VSzA techblog

Optimizing Django ORM in f33dme


As I was hacking around with django-oursql vs f33dme, I started sniffing the network traffic between the Python process and the MySQL server to follow up on a bug in oursql. I found that the following queries (yes, plural!) ran every time a feed item was marked as read.

SELECT `f33dme_item`.`id`, `f33dme_item`.`title`, `f33dme_item`.`content`,
  `f33dme_item`.`url`, `f33dme_item`.`date`, `f33dme_item`.`added`,
  `f33dme_item`.`feed_id`, `f33dme_item`.`score`, `f33dme_item`.`archived`
FROM `f33dme_item` WHERE `f33dme_item`.`id` = ?

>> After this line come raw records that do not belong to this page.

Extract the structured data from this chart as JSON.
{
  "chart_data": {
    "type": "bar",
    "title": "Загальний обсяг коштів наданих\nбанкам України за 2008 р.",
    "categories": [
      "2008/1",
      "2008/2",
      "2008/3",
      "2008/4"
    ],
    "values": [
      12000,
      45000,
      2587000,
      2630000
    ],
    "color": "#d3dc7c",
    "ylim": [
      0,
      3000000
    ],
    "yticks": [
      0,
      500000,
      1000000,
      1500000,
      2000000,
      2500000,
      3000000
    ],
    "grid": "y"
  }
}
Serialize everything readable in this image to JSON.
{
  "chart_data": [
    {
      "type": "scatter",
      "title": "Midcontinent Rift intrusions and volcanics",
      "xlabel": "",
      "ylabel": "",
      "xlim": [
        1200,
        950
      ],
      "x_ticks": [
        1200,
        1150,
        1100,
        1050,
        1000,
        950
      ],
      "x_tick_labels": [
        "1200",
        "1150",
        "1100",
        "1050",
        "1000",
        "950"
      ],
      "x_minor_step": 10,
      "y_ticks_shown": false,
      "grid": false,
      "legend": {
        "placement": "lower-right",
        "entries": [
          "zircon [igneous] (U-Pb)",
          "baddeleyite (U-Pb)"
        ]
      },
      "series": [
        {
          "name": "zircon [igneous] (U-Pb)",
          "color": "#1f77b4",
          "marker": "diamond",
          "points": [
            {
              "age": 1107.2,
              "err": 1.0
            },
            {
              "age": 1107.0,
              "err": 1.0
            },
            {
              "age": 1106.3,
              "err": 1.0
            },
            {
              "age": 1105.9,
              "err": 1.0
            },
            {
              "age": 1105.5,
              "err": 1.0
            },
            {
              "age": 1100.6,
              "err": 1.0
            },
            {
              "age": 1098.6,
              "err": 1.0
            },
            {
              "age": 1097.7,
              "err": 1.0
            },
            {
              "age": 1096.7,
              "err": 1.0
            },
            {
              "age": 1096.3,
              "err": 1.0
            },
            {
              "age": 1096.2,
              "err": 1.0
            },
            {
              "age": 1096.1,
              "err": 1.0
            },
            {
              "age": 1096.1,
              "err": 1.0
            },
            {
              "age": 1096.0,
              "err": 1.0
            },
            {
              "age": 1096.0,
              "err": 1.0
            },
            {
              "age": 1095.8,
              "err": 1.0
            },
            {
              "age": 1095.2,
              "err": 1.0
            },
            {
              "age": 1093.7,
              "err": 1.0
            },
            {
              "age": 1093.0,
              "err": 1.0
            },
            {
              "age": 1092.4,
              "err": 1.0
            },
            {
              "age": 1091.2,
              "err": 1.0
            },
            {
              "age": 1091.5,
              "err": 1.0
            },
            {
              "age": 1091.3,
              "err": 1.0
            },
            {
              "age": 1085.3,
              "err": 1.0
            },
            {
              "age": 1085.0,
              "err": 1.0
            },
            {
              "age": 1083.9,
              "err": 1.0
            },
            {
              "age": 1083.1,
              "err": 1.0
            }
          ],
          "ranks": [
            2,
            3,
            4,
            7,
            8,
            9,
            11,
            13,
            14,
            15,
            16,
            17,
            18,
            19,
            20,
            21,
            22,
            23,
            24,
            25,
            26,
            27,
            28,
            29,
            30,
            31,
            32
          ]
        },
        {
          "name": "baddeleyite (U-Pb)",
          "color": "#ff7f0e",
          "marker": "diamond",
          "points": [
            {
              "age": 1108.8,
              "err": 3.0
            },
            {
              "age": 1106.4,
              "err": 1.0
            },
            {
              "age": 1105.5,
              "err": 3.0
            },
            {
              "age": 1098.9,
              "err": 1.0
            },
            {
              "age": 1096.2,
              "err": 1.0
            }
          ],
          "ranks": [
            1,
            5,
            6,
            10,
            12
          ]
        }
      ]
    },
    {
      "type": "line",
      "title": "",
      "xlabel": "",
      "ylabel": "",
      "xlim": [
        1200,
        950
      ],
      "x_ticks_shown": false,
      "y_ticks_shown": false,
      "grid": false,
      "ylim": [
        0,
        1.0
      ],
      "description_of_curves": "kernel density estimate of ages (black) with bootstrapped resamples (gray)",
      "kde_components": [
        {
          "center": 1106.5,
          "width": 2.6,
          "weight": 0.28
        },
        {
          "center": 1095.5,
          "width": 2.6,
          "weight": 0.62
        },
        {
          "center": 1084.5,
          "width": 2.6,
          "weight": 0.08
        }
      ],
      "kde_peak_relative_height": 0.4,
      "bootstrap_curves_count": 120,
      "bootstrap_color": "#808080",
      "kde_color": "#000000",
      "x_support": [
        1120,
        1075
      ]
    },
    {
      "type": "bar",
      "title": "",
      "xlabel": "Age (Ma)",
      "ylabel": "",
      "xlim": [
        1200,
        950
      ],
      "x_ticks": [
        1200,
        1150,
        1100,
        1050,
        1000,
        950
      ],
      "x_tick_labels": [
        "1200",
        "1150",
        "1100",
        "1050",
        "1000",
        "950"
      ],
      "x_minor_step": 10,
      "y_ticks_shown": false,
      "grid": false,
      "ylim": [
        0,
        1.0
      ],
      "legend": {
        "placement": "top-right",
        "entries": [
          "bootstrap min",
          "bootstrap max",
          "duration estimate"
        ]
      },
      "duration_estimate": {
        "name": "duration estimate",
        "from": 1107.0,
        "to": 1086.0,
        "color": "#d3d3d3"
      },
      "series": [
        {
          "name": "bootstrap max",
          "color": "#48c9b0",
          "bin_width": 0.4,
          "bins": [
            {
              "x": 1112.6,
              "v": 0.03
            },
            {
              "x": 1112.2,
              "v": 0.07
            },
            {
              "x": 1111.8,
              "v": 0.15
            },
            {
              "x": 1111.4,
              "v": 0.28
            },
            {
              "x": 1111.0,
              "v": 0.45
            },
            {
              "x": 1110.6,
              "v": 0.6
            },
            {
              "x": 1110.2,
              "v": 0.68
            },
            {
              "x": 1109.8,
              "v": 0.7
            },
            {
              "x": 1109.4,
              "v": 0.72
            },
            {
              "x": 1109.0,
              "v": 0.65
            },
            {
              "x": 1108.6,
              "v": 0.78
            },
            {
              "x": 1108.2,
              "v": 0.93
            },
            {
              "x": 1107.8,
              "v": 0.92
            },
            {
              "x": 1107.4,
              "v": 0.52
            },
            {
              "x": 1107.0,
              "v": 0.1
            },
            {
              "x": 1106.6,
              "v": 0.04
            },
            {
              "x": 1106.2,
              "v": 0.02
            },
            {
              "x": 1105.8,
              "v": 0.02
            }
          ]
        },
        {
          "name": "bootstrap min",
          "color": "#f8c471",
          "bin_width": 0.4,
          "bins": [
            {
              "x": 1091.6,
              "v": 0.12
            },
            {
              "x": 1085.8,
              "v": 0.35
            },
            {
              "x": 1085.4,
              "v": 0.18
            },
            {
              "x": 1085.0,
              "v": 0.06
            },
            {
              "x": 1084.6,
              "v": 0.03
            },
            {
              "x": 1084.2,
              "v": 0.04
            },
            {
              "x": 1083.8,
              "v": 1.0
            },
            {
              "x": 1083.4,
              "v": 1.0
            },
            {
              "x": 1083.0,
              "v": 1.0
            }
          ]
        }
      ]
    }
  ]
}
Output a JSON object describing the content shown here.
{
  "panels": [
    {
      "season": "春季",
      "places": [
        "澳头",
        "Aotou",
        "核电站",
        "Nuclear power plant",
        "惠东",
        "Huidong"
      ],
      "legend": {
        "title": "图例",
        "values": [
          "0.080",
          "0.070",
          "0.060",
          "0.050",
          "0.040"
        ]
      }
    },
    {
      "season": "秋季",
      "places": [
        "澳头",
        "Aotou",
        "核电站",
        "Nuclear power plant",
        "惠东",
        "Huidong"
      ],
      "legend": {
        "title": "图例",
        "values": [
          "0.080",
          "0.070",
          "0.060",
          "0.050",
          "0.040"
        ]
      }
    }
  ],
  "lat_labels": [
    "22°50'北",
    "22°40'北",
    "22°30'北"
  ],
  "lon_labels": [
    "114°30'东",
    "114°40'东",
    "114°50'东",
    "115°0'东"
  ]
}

SELECT (1) AS `a` FROM `f33dme_item` WHERE `f33dme_item`.`id` = ?  LIMIT 1

UPDATE `f33dme_item` SET `title` = ?, `content` = ?, `url` = ?, `date` = ?,
  `added` = ?, `feed_id` = ?, `score` = ?, `archived` = ?
WHERE `f33dme_item`.`id` = ?

The above queries not only multiply the round-trip overhead by three, but the first and the last ones generate quite a bit of a traffic, by sending the content of all the fields (including the content which might contain a full-blown blog post like this) to and from the ORM, respectively. The innocent-looking lines of code that generated them were the following ones.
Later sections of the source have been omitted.